A questo maxi-pacco di milioni sospesi nel vuoto, l’inchiesta di Bambagioni aggiunge una galassia di partite pendenti e contenziosi congelati. Nello specifico:
- 1,25 milioni di euro per prestazioni e lavori eseguiti da Plures su cui il Comune riserva ancora “verifiche”;
- Quasi 2 milioni di euro di dividendi (esercizi 2023-2024) incassati o presunti, ma imputati dal Comune solo al 2025;
- 944 mila euro rimasti incagliati nelle maglie dell’IVA in split payment;
- 275 mila euro di fatture che la partecipata considera non saldate al 31 dicembre 2025, ma che Palazzo Vecchio ha formalmente respinto e rifiutato;
- 30 mila euro per servizi di sanificazione e smaltimento rifiuti speciali ancora bloccati nella fase di riscontro.
Cortocircuito TARI? L’ombra di un altro aumento
«I numeri in contabilità devono coincidere in modo identico. Non possono esistere due verità diverse per legge», attacca il presidente della Commissione Controllo, Paolo Bambagioni. «Siamo di fronte a una lentezza inaccettabile nell’allineamento delle partite ordinarie, ma soprattutto al ricorso a quella che appare chiaramente come finanza creativa: il rinvio a data da destinarsi di una partita da 31 milioni».
Ma al di là della battaglia algebrica e politica, l’inchiesta solleva un interrogativo che riguarda da vicino la quotidianità delle famiglie fiorentine: chi pagherà questo conto?
Trattandosi di servizi ambientali, la copertura dei costi del servizio rifiuti deve avvenire per legge integralmente tramite la TARI. Se la società pretenderà di vedersi riconosciuti quei 31 milioni di euro nei Piani Economico Finanziari dei prossimi anni con il benestare dell’ATO, il rischio di un rincaro a cascata sulle bollette dei cittadini si trasformerà in una certezza.
L’affondo su Palazzo Vecchio: «Intervenga la Corte dei Conti»
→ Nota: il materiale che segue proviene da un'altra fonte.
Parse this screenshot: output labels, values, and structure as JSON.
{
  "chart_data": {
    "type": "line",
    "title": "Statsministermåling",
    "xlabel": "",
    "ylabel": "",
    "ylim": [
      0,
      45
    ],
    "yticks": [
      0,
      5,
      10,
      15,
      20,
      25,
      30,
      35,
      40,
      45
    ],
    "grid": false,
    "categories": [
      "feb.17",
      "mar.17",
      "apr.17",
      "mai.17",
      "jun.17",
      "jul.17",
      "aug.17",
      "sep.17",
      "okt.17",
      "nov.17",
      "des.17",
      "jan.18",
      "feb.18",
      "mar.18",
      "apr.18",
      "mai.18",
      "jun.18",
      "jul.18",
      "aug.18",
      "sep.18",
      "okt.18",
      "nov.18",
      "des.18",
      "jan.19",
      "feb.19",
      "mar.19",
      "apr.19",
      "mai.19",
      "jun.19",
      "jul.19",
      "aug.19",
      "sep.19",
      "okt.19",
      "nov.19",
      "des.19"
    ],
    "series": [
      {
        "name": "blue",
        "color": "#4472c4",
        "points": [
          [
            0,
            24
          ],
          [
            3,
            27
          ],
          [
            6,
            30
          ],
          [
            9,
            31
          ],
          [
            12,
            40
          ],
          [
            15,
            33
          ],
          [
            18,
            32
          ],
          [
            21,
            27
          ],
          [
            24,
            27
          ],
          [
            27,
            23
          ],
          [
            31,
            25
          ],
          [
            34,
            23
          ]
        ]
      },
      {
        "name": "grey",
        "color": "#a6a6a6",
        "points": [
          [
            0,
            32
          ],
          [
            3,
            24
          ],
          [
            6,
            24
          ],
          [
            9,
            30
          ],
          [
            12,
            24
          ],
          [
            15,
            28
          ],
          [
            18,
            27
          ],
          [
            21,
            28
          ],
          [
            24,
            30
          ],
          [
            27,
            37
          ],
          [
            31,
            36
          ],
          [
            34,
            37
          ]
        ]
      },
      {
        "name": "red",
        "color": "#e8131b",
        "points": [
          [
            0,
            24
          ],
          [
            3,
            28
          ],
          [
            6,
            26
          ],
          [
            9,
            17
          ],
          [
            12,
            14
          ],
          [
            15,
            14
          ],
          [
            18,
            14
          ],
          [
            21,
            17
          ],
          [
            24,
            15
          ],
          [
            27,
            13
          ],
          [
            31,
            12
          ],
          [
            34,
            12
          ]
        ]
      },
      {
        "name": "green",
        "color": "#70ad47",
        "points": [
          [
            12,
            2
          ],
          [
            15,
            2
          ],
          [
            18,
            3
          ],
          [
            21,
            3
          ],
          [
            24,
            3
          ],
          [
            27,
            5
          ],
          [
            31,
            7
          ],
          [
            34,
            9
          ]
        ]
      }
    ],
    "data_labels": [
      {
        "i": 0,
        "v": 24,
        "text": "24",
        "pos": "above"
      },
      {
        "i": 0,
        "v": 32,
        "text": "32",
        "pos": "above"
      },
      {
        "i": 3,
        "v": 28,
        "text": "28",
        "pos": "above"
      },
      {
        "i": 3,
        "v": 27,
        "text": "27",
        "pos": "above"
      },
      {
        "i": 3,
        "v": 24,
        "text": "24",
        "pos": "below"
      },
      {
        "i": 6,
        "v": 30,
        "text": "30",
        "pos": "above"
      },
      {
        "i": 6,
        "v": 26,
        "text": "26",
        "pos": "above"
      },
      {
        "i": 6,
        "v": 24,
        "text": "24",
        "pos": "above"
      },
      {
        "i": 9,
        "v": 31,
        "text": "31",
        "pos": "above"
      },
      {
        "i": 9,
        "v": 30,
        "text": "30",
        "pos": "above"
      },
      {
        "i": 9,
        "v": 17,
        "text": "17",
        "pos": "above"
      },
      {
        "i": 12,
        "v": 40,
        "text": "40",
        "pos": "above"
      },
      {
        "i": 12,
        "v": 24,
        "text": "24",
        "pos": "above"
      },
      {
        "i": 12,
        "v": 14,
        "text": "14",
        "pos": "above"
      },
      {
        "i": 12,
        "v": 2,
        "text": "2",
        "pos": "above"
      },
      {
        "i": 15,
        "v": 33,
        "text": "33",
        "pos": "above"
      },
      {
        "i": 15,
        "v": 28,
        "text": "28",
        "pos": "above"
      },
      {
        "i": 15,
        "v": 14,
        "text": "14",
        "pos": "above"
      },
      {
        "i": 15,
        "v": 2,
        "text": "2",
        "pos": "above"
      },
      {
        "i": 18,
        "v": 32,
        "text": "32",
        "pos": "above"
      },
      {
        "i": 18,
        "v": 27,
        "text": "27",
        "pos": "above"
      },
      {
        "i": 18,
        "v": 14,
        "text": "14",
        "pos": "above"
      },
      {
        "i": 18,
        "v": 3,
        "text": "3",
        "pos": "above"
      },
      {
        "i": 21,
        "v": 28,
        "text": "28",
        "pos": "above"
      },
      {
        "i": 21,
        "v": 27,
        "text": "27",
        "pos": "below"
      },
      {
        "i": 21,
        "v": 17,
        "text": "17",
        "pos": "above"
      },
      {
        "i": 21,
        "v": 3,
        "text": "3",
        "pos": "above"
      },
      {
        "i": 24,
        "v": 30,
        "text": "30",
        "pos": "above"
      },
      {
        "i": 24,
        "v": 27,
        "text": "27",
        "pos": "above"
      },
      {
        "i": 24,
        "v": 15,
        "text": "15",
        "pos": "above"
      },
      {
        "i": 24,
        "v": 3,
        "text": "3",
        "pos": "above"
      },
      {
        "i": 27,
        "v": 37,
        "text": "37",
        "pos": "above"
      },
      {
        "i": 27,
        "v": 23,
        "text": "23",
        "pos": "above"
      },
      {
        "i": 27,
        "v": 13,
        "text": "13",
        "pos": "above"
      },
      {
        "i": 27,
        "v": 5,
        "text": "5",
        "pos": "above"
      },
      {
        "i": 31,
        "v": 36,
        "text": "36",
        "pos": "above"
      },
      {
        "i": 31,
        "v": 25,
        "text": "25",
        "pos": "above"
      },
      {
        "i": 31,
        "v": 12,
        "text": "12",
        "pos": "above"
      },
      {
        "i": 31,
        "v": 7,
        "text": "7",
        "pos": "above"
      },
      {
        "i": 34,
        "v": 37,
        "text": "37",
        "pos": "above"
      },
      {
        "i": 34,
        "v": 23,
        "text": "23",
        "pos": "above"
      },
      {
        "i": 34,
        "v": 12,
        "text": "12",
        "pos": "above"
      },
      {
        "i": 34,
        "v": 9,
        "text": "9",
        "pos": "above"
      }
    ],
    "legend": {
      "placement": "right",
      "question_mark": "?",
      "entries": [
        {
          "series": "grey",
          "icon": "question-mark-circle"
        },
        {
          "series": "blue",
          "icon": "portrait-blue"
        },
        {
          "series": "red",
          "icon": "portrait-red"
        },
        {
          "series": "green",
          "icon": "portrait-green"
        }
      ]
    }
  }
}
La patata bollente adesso dovrebbe approdare sui tavoli della Giunta Funaro. L’approfondimento contabile della Commissione Controllo si chiude, infatti, con una richiesta formale di chiarimenti immediati, che chiama in causa gli organi di controllo e garanzia.
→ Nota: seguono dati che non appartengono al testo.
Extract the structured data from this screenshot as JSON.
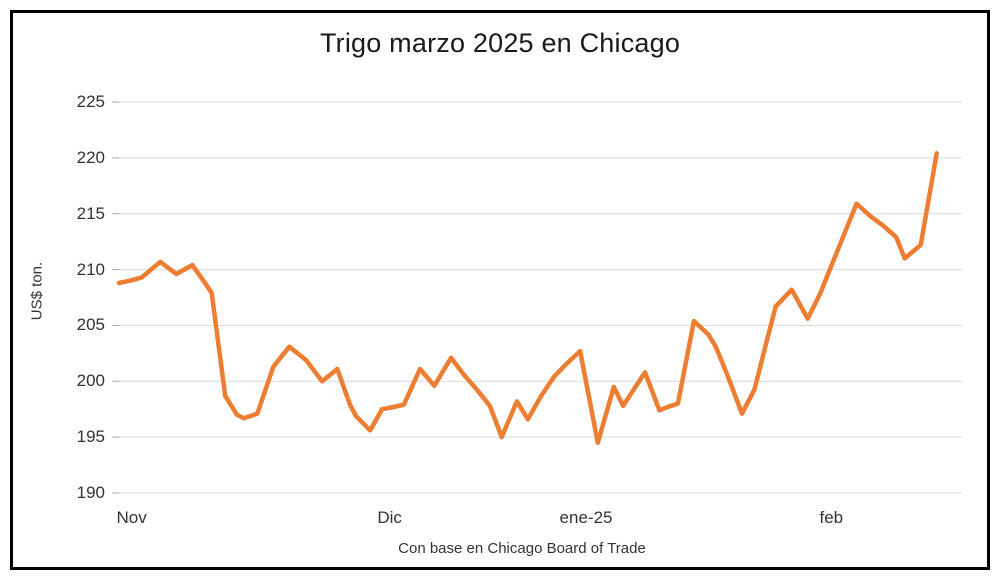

«Alla luce di quanto emerso, chiedo che la Giunta Funaro chiarisca in Consiglio comunale sulla natura di quei 31 milioni, che ATO chiarisca se e quando intende riconoscerli e con quale eventuale impatto sulla tariffa rifiuti, e che Collegio dei Revisori e Corte dei Conti verifichino la regolarità di una riconciliazione che presenta un disallineamento di questa portata».
In gioco non ci sono solo i numeri di un allegato di bilancio, ma la tenuta dei conti e la trasparenza verso i contribuenti. Serve massima chiarezza.